2023-08-14 · 15 minute read
How does forced alignment work?¶
In this blog post we will explain how you can use an Automatic Speech Recognition (ASR) model1 to match up the text spoken in an audio file with the time when it is spoken. Once you have this information, you can do downstream tasks such as:
-
creating subtitles such as in the video below2 or in the Hugging Face space
-
obtaining durations of tokens or words to use in Text To Speech or speaker diarization models
-
splitting long audio files (and their transcripts) into shorter ones. This is especially useful when making datasets for training new ASR models, since audio files that are too long will not be able to fit onto a single GPU during training. 3
What is forced alignment?¶
This task of matching up text to when it is spoken is called 'forced alignment'. We use 'best alignment', 'most likely alignment' or sometimes just 'the alignment' to refer to the most likely link between the text and where in the audio it is spoken. Normally these links are between chunks of the audio and the text tokens4. If we are interested in word alignments, we can simply group together the token alignments for each word.

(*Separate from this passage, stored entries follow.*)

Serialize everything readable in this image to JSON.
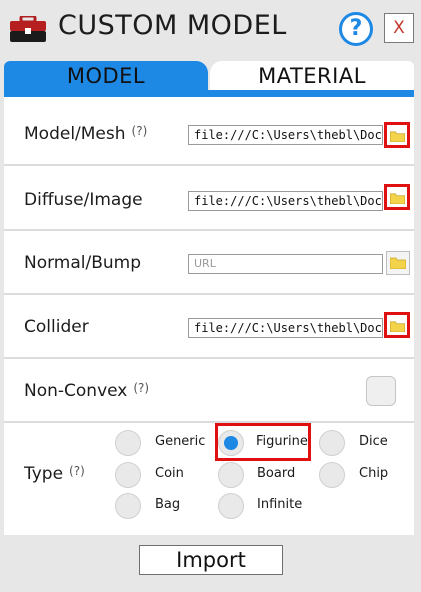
{
  "window": {
    "title": "CUSTOM MODEL",
    "icon": "toolbox-icon",
    "help_label": "?",
    "close_label": "X"
  },
  "tabs": [
    {
      "label": "MODEL",
      "active": true
    },
    {
      "label": "MATERIAL",
      "active": false
    }
  ],
  "fields": {
    "model_mesh": {
      "label": "Model/Mesh",
      "hint": "(?)",
      "value": "file:///C:\\Users\\thebl\\Docum",
      "highlighted": true
    },
    "diffuse_image": {
      "label": "Diffuse/Image",
      "value": "file:///C:\\Users\\thebl\\Docum",
      "highlighted": true
    },
    "normal_bump": {
      "label": "Normal/Bump",
      "value": "",
      "placeholder": "URL",
      "highlighted": false
    },
    "collider": {
      "label": "Collider",
      "value": "file:///C:\\Users\\thebl\\Docum",
      "highlighted": true
    }
  },
  "non_convex": {
    "label": "Non-Convex",
    "hint": "(?)",
    "checked": false
  },
  "type": {
    "label": "Type",
    "hint": "(?)",
    "selected": "Figurine",
    "options": [
      "Generic",
      "Figurine",
      "Dice",
      "Coin",
      "Board",
      "Chip",
      "Bag",
      "Infinite"
    ]
  },
  "import_label": "Import",
  "colors": {
    "accent": "#1e88e5",
    "highlight": "#e01010",
    "folder": "#f2d34a",
    "background": "#e7e7e7"
  }
}
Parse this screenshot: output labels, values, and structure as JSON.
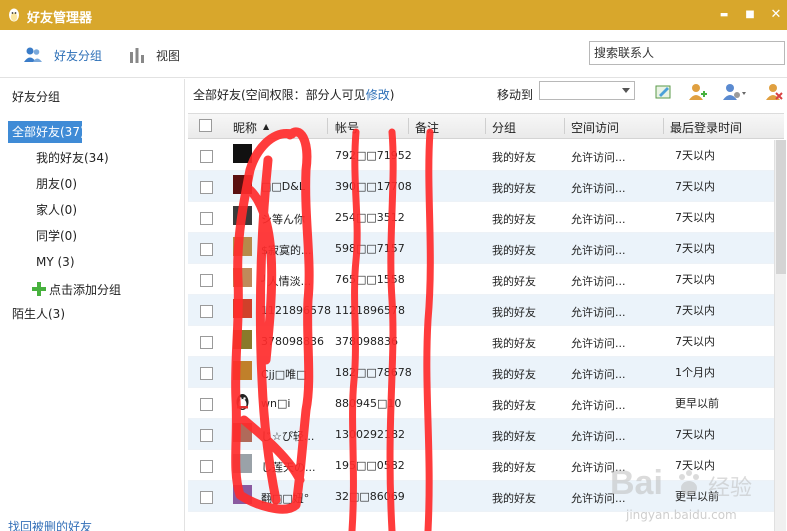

The 'forced' in 'forced alignment' refers to the fact that we provide the reference text ourselves and use the ASR model to get an alignment based on the assumption that this reference text is the real ground truth, i.e. exactly what is spoken - sometimes it makes sense to drop this requirement in case your reference text is incorrect. There are various other aligners that work on this assumption5.
Sometimes in discussing this topic, we may drop the 'forced' and just call it 'alignment' when we mean 'forced alignment'. We will sometimes do this in this tutorial, for brevity.
In forced alignment our two inputs are the audio and the text. You can think of the audio as being split into \(T\) equally-sized chunks, or 'timesteps', and the text as being a sequence of \(S\) tokens. So we can think of an alignment as either a mapping from the \(S\) tokens to the \(T\) timesteps, or as a way of duplicating some of the tokens so that we have a sequence of \(T\) of them, each being mapped to the timestep when it is spoken. Thus this alignment algorithm will only work if \(T \ge S\).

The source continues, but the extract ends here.